In article <>
Christian Kandeler <> wrote:
[code snipped]
>On a platform with 64-bit longs and 32-bit ints, this prints
>18446744071562067968, i.e. a number that has the upper 33 bits set to 1.
>This stunned me at first, but I think I have now figured out what happens:
>
>(1) Because the bit-field is only one bit wide, all its values fit into a
>signed int, so test.x is converted to one.
>(2) Therefore, the result of the shift operation is a signed int too.
>(3) Since the resulting value is negative on this platform, ULONG_MAX + 1 is
>added to it, yielding the value mentioned above.
>
>Is this correct?
Yes.
ANSI/ISO C has the "wrong" rules (according to me anyway

) for
handling mixes of signed and unsigned. The "right" rule is very
simple: "if any operand is unsigned, the result is unsigned."
This rule is simple and easy to understand, but sometimes gives
"surprising" results.
The ISO rule is: "If any operand is unsigned, it is widened, but
the resulting type depends on the possible ranges of values of the
original unsigned type and the wider type." This rule is complicated
and hard to understand, and *still* sometimes gives surprising
results. (Moreover, the results depend on the relative values of
the various *_MAXes, for non-bitfield types. In particular,
implementations with a USHRT_MAX of 65535 and an INT_MAX of 32767
behave differently from those with a USHRT_MAX of 65535 and an
INT_MAX of 2147483647, when doing arithmetic with "unsigned short".)

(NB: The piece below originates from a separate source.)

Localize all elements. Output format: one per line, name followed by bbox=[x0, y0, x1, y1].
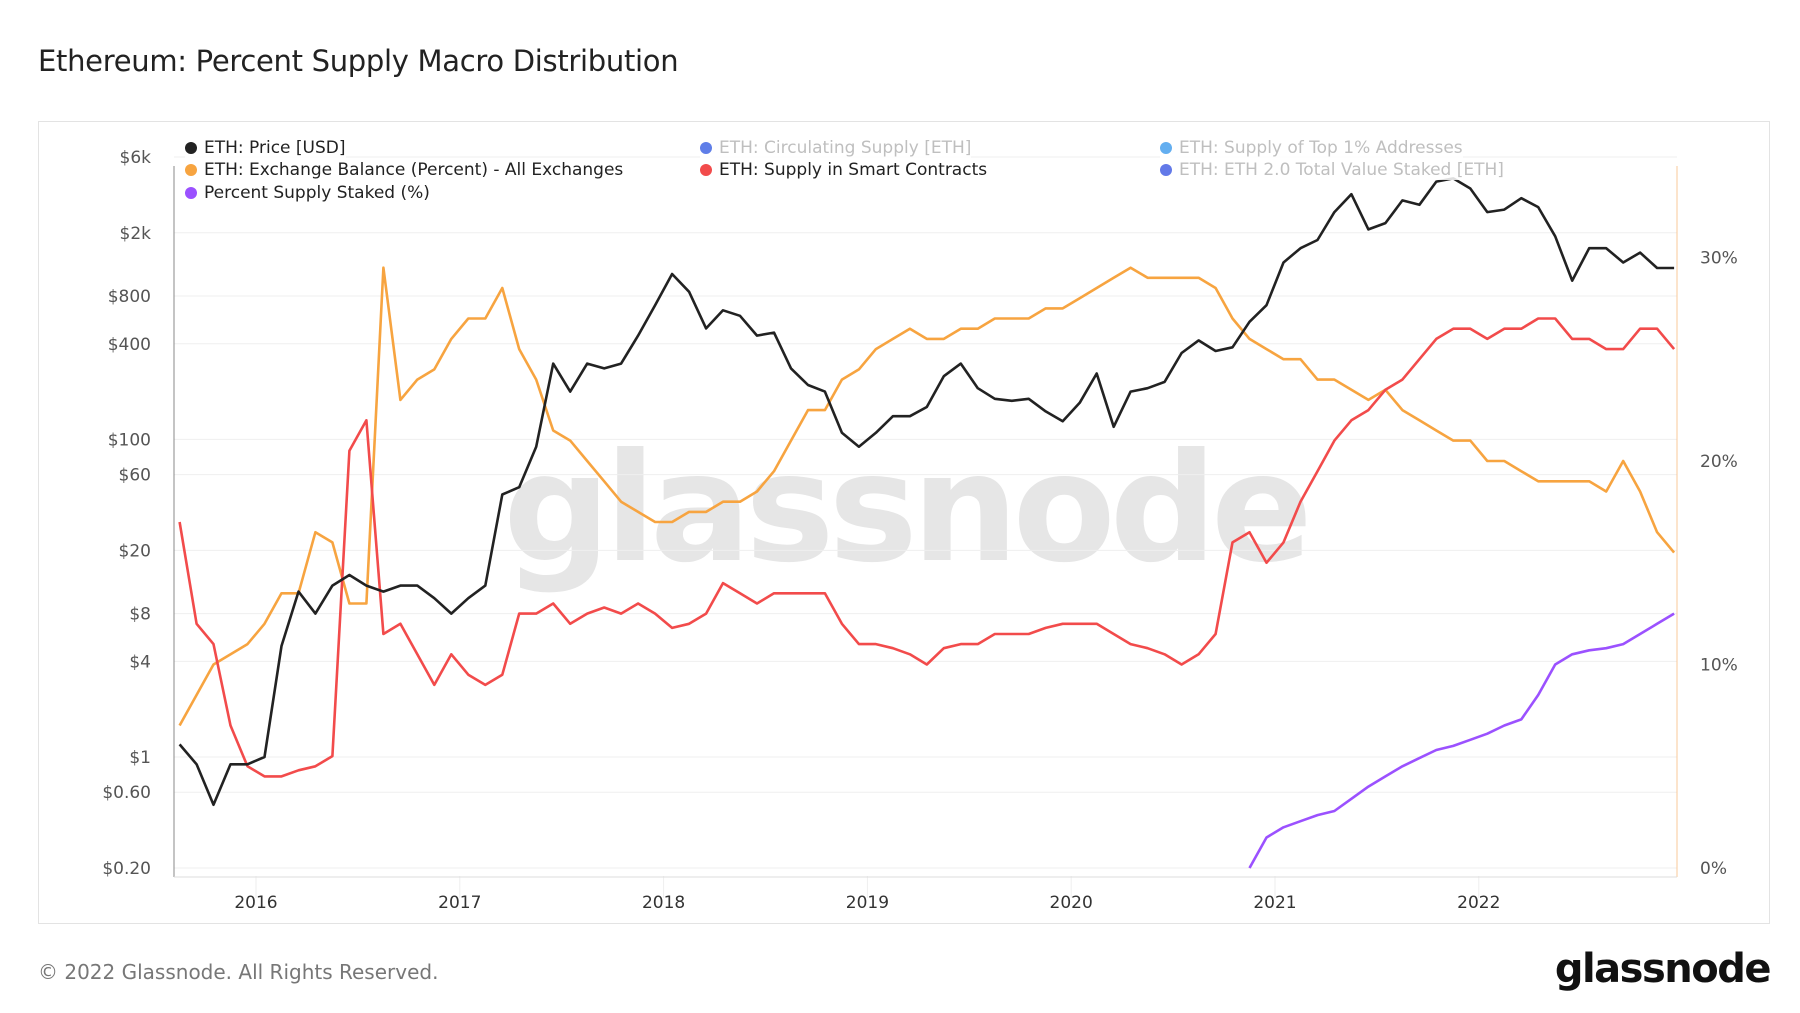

Because we are stuck with the horrible, near-impossible-to-reason-about,
implementation-dependent "value preserving" rules (am I laying it
on a little thick?

), your only recourses are intermediate
temporary variables or casts.
>... This could then easily be avoided by casting the bit-field to
>an unsigned int before the shift. However, the resulting program
>
>#include <stdio.h>
>
>int main(void)
>{
> struct test {
> unsigned int x : 1;
> } test;
>
> test.x = 1;
>
> printf("%lu\n", (unsigned long) ((unsigned int) test.x << 31));
> return 0;
>}
>
>still prints the same value with gcc 3.3.3. All other compilers I have tried
>(including gcc 4), print 2147483648, as I had originally expected. Is my
>assumption correct that gcc 3 is wrong here?
Gcc 3.3.3 is wrong here.
(Note that shifting an "unsigned int" 31 bits is itself at least
a little risky, since there are 16-bit "int" implementations.)